Stéphane Lévesque, Initiative de journalisme local Initiative de Journalisme Local

« C’est une véritable claque au visage de nos essentiels ! Sans les gens qui tiennent la caisse, qui préparent la nourriture, qui emballent nos achats, on n’aurait pas tenu le coup. Pendant que les Walmart, Metro et Couche-Tard de ce monde célèbrent une année de profits record, les femmes et les hommes qui ont rendu ça possible gagnent encore 13 $ et 10 $ de l’heure. Ils doivent encore se tourner vers les banques alimentaires pour nourrir leur famille. C’est honteux ! Le gouvernement peut-il offrir le minimum de considération et de dignité que ces personnes méritent ? », affirme le député d’Hochelaga-Maisonneuve en rappelant qu’au printemps dernier le gouvernement a été obligé de verser une prime de 100 $ par semaine à 125 000 travailleurs parce qu’ils gagnaient moins que la PCU.

« Le problème ce n’est pas que la PCU est trop élevée, c’est que le salaire minimum ne correspond plus à la réalité de 2020. Présentement, le salaire minimum des essentiels est en bas du strict minimum pour subsister à leurs besoins essentiels », poursuit Alexandre Leduc.

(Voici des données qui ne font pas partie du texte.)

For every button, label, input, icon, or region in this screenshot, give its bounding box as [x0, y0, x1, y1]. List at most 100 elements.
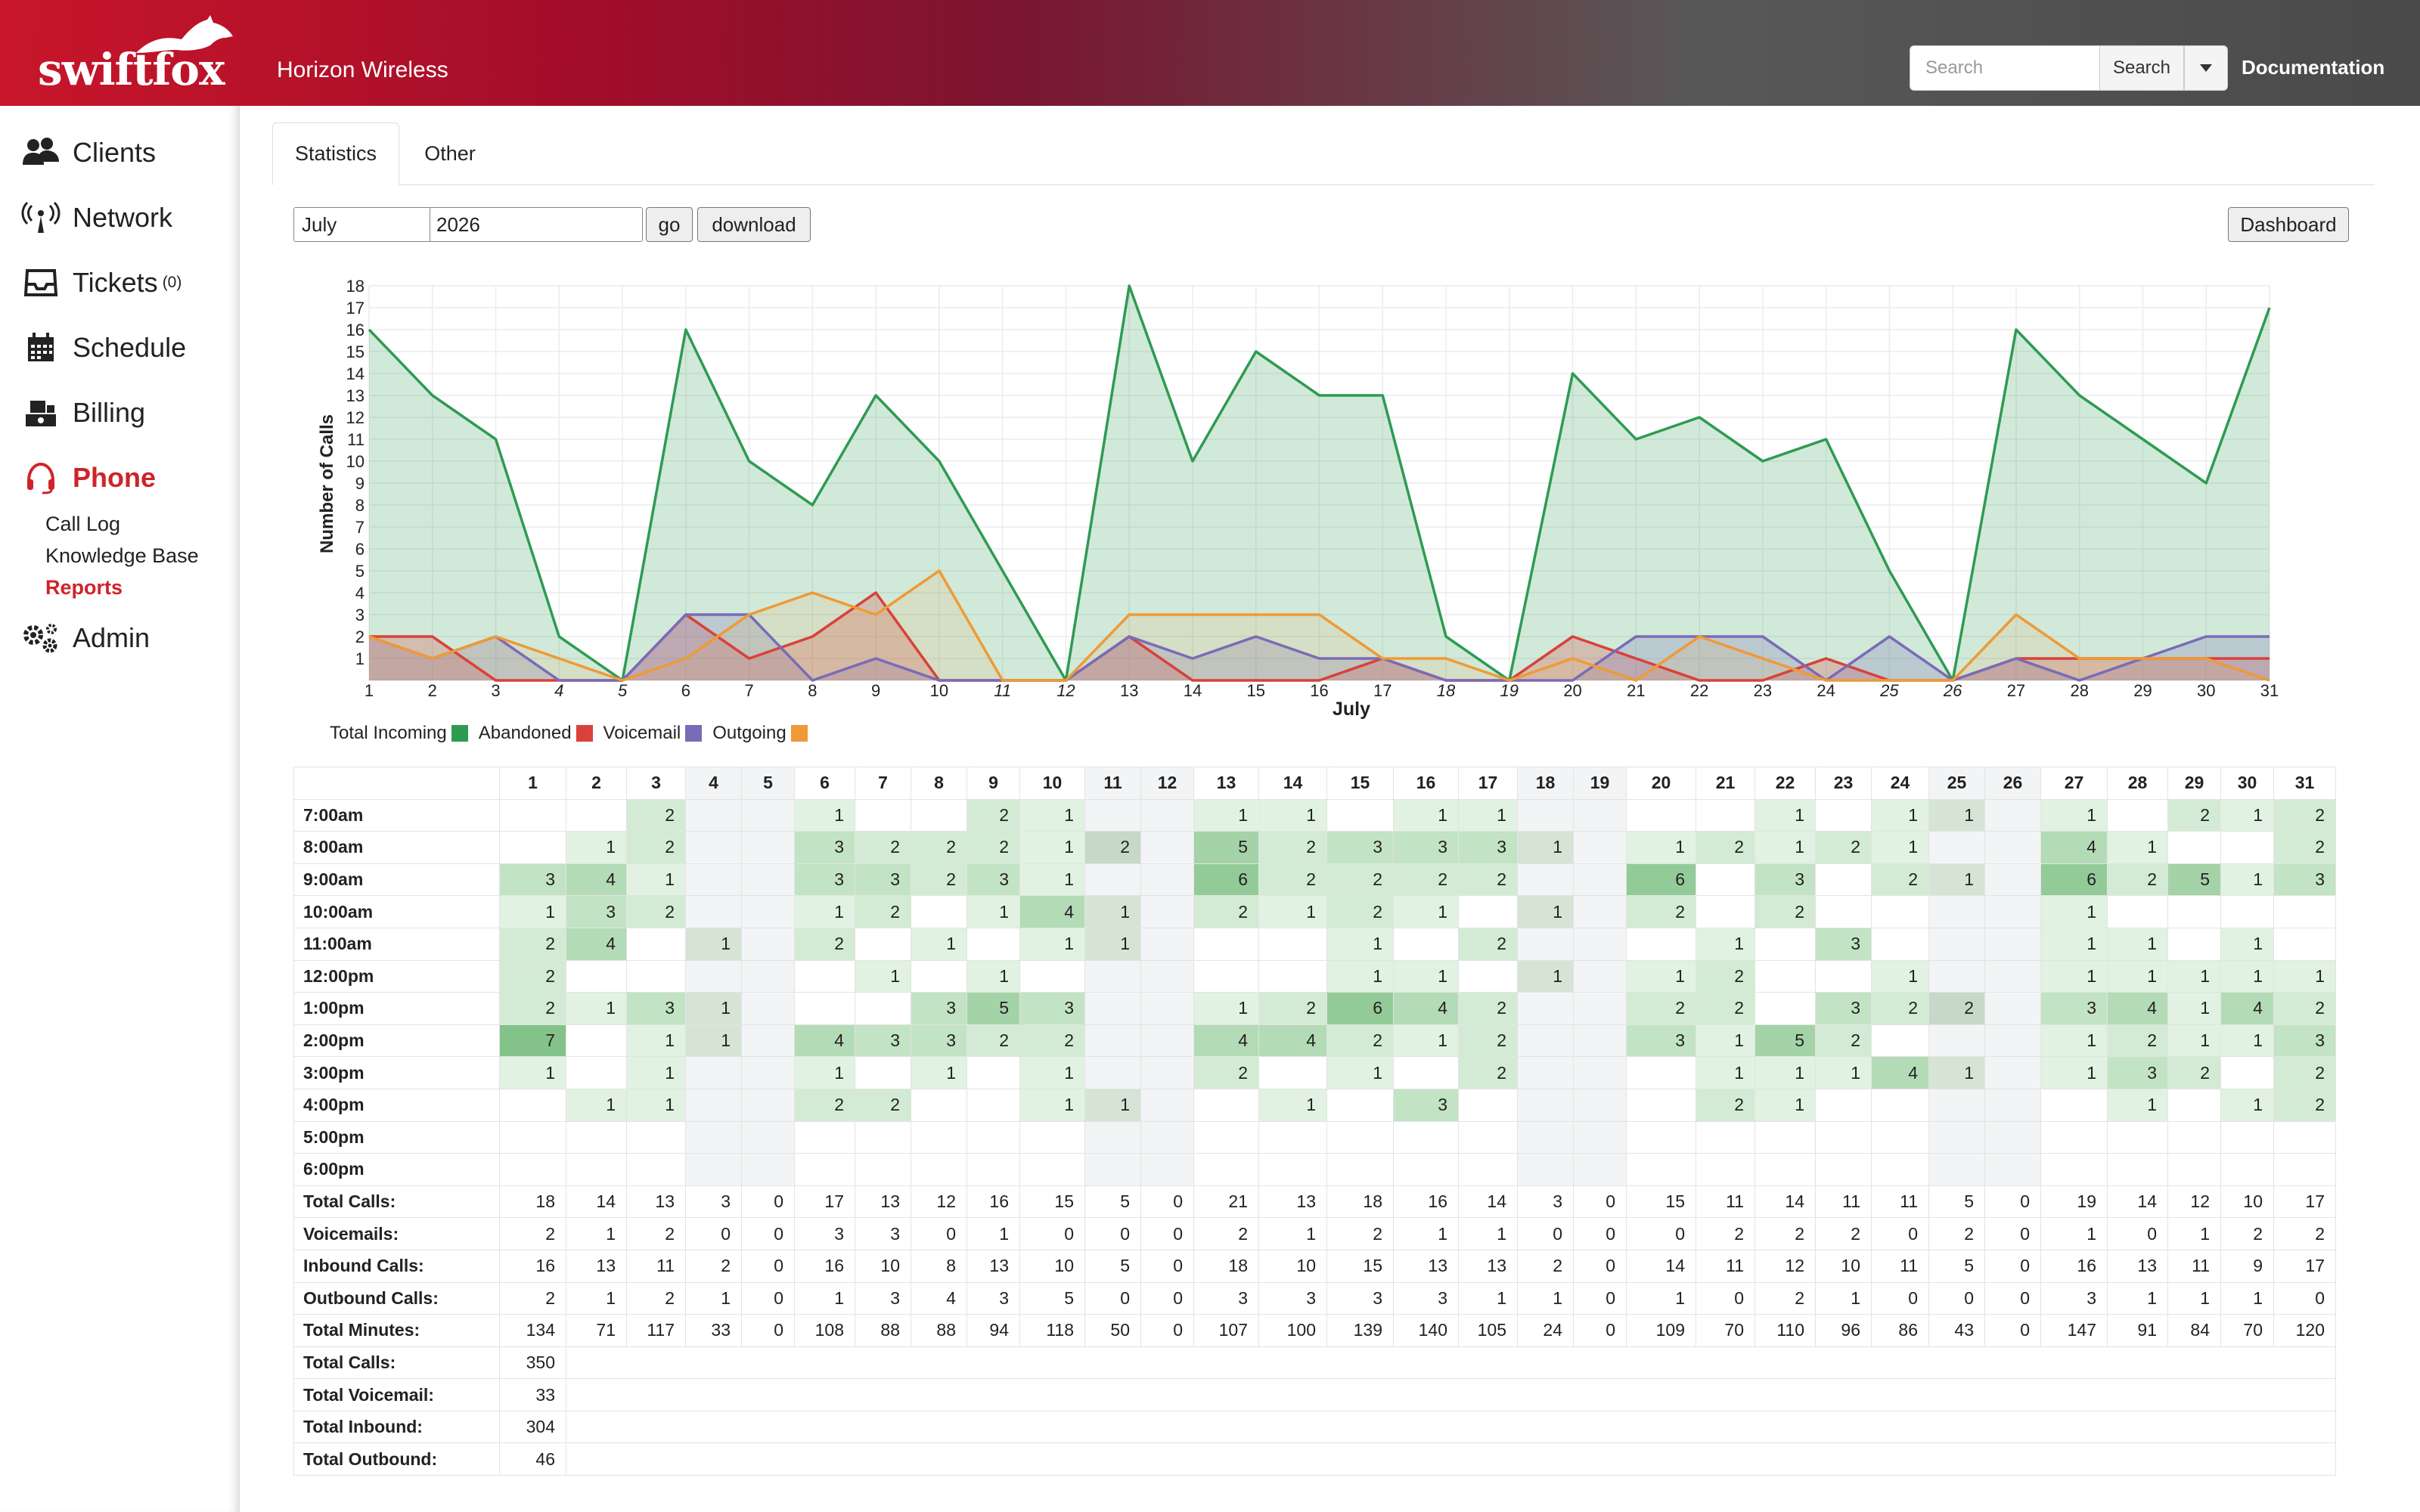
summary-cell: 13: [1458, 1249, 1518, 1283]
hour-cell: 3: [566, 895, 627, 928]
sidebar-subitem-reports[interactable]: Reports: [45, 576, 123, 599]
hour-cell: 2: [2107, 863, 2168, 897]
summary-cell: 86: [1871, 1314, 1929, 1347]
dashboard-button[interactable]: Dashboard: [2228, 207, 2349, 242]
hour-cell: [1984, 863, 2041, 897]
search-button[interactable]: Search: [2099, 45, 2184, 91]
hour-cell: [2167, 1153, 2221, 1186]
hour-cell: [855, 1153, 911, 1186]
hour-cell: 1: [1754, 831, 1816, 864]
hour-cell: [1696, 798, 1755, 832]
hour-cell: [2167, 927, 2221, 961]
hour-cell: 1: [794, 1056, 855, 1089]
hour-cell: [1928, 1088, 1985, 1122]
sidebar-item-schedule[interactable]: Schedule: [21, 331, 186, 364]
hour-cell: [1258, 1153, 1327, 1186]
sidebar-item-clients[interactable]: Clients: [21, 136, 156, 169]
total-filler: [566, 1410, 2336, 1444]
chart-legend: Total Incoming Abandoned Voicemail Outgo…: [330, 723, 818, 744]
summary-cell: 15: [1326, 1249, 1394, 1283]
hour-cell: 1: [2040, 959, 2108, 993]
sidebar-item-admin[interactable]: Admin: [21, 621, 150, 655]
hour-cell: [1871, 927, 1929, 961]
hour-cell: 2: [1626, 895, 1696, 928]
summary-cell: 11: [1696, 1249, 1755, 1283]
search-input[interactable]: [1910, 45, 2115, 91]
hour-cell: 1: [1258, 1088, 1327, 1122]
hour-cell: 1: [1754, 1056, 1816, 1089]
legend-item[interactable]: Outgoing: [712, 723, 808, 744]
sidebar-item-tickets[interactable]: Tickets (0): [21, 266, 182, 299]
hour-cell: 1: [2107, 1088, 2168, 1122]
summary-cell: 19: [2040, 1185, 2108, 1219]
money-icon: [21, 396, 60, 429]
total-label: Total Outbound:: [293, 1442, 500, 1476]
sidebar-item-phone[interactable]: Phone: [21, 461, 156, 494]
hour-cell: 1: [1754, 1088, 1816, 1122]
summary-cell: 0: [741, 1217, 795, 1250]
hour-label: 10:00am: [293, 895, 500, 928]
download-button[interactable]: download: [697, 207, 811, 242]
summary-cell: 140: [1393, 1314, 1459, 1347]
tab-statistics[interactable]: Statistics: [272, 122, 399, 185]
hour-cell: 1: [2107, 927, 2168, 961]
hour-cell: [794, 1153, 855, 1186]
total-filler: [566, 1442, 2336, 1476]
hour-cell: 1: [966, 959, 1020, 993]
hour-cell: 1: [1928, 863, 1985, 897]
hour-cell: 1: [1393, 798, 1459, 832]
hour-cell: [966, 1088, 1020, 1122]
documentation-link[interactable]: Documentation: [2242, 56, 2385, 79]
hour-cell: [2040, 1088, 2108, 1122]
hour-cell: [1019, 1153, 1085, 1186]
year-input[interactable]: [430, 207, 643, 242]
summary-cell: 24: [1517, 1314, 1574, 1347]
tab-bar: Statistics Other: [272, 122, 2375, 185]
hour-cell: [1696, 1120, 1755, 1154]
summary-cell: 2: [1193, 1217, 1259, 1250]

Selon le député de Québec solidaire, en instaurant des mesures transitoires pour venir en aide aux PME, aux organismes communautaires et aux agriculteurs qui en auraient besoin pour amortir les coûts liés à cette augmentation, il est possible d’offrir des conditions salariales suffisantes, sans pour autant sacrifier les plus petites entreprises.

« On peut marcher et mâcher de la gomme en même temps. On peut soutenir notre économie et soutenir les gens qui la font rouler. Avant de prétendre que le ciel va nous tomber sur la tête, est-ce que le gouvernement a seulement étudié l’impact d’une véritable hausse du salaire minimum ? Il y a deux ans, le ministre du Travail m’a demandé d’être patient, que ça s’en venait. J’ai attendu, mais si ma patience a des limites, j’ai peine à imaginer comment celle des travailleurs et travailleuses, qui ont tenu nos services essentiels ouverts au cours des derniers mois, se porte », conclut le député solidaire.